Etesevimab is licensed by Lilly from Junshi Biosciences after it was jointly developed by Junshi Biosciences and Institute of Microbiology, Chinese Academy of Science (IMCAS). Junshi Biosciences leads development of etesevimab in Greater China, while Lilly leads development in the rest of the world.
Earlier this month, Lilly announced positive Phase III results showing the bamlanivimab-etesevimab slashing by 87% the risk of COVID-19 related hospitalizations and deaths in high-risk patients recently diagnosed with the virus.
The EUAs for the combination and for bamlanivimab alone were both granted for the treatment of mild to moderate COVID-19 in patients aged 12 and older who are at high risk for progressing to severe COVID-19 and/or hospitalization.
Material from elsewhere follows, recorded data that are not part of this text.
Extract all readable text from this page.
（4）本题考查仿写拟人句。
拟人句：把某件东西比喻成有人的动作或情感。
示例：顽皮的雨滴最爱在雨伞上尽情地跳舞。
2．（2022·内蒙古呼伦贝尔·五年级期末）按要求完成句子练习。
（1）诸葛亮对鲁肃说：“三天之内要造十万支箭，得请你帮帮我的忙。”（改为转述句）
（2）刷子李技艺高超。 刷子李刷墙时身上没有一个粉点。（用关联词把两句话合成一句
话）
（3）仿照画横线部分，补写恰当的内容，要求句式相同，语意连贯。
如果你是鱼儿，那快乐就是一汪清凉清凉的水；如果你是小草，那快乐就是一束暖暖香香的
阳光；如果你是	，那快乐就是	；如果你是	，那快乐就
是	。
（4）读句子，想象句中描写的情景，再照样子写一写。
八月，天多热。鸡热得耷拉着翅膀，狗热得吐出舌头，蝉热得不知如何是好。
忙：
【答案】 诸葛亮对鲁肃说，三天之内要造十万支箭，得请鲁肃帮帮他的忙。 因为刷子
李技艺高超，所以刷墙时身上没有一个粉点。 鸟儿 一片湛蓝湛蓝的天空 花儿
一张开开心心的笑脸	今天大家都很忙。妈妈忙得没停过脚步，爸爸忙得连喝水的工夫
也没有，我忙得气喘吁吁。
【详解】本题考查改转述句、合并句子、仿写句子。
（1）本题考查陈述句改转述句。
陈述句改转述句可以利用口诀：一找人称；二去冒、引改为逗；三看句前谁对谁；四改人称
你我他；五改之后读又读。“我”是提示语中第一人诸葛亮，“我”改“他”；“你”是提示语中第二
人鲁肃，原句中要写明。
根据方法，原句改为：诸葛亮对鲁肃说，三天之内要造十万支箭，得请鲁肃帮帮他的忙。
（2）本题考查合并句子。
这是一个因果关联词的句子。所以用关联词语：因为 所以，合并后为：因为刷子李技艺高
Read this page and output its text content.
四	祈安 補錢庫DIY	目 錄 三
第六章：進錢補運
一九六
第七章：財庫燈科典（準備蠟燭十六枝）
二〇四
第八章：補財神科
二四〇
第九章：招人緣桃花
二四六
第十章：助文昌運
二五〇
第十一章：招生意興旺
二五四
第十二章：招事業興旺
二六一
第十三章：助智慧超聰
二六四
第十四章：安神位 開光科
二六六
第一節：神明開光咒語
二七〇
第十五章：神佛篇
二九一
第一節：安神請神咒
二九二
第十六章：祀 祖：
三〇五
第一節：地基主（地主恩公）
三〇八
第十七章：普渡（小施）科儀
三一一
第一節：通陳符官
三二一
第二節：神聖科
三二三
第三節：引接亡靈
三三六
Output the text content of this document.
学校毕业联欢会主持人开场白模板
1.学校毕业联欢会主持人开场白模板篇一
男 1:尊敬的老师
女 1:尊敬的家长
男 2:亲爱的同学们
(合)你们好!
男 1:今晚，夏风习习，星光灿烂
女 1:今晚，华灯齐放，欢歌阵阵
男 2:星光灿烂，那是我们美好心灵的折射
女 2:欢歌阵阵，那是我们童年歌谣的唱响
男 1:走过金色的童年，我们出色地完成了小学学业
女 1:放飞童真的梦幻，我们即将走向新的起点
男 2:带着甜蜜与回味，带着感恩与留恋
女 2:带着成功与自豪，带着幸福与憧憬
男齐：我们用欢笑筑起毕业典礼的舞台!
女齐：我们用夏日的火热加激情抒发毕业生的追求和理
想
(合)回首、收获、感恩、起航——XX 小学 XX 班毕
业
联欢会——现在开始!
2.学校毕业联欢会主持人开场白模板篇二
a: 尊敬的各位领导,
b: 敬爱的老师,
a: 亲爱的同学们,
As with the monotherapy EUA, before patients can be treated with the combination antibody therapy, they must weigh at least 40 kilograms (about 88 pounds) and be deemed at high risk for progressing to severe COVID-19 and/or hospitalization.
Both EUAs allow for the distribution and emergency use of the antibody via a single intravenous infusion at the lowest IV dose studied, 700mg. The combination includes a 1400 mg dose of etesevimab.
Bamlanivimab monotherapy and the combination with etesevimab are among 21 “Front Runner” leading candidates among the more than 300 COVID-19 therapeutics under study in GEN’s “COVID-19 Drug & Vaccine Candidate Tracker.”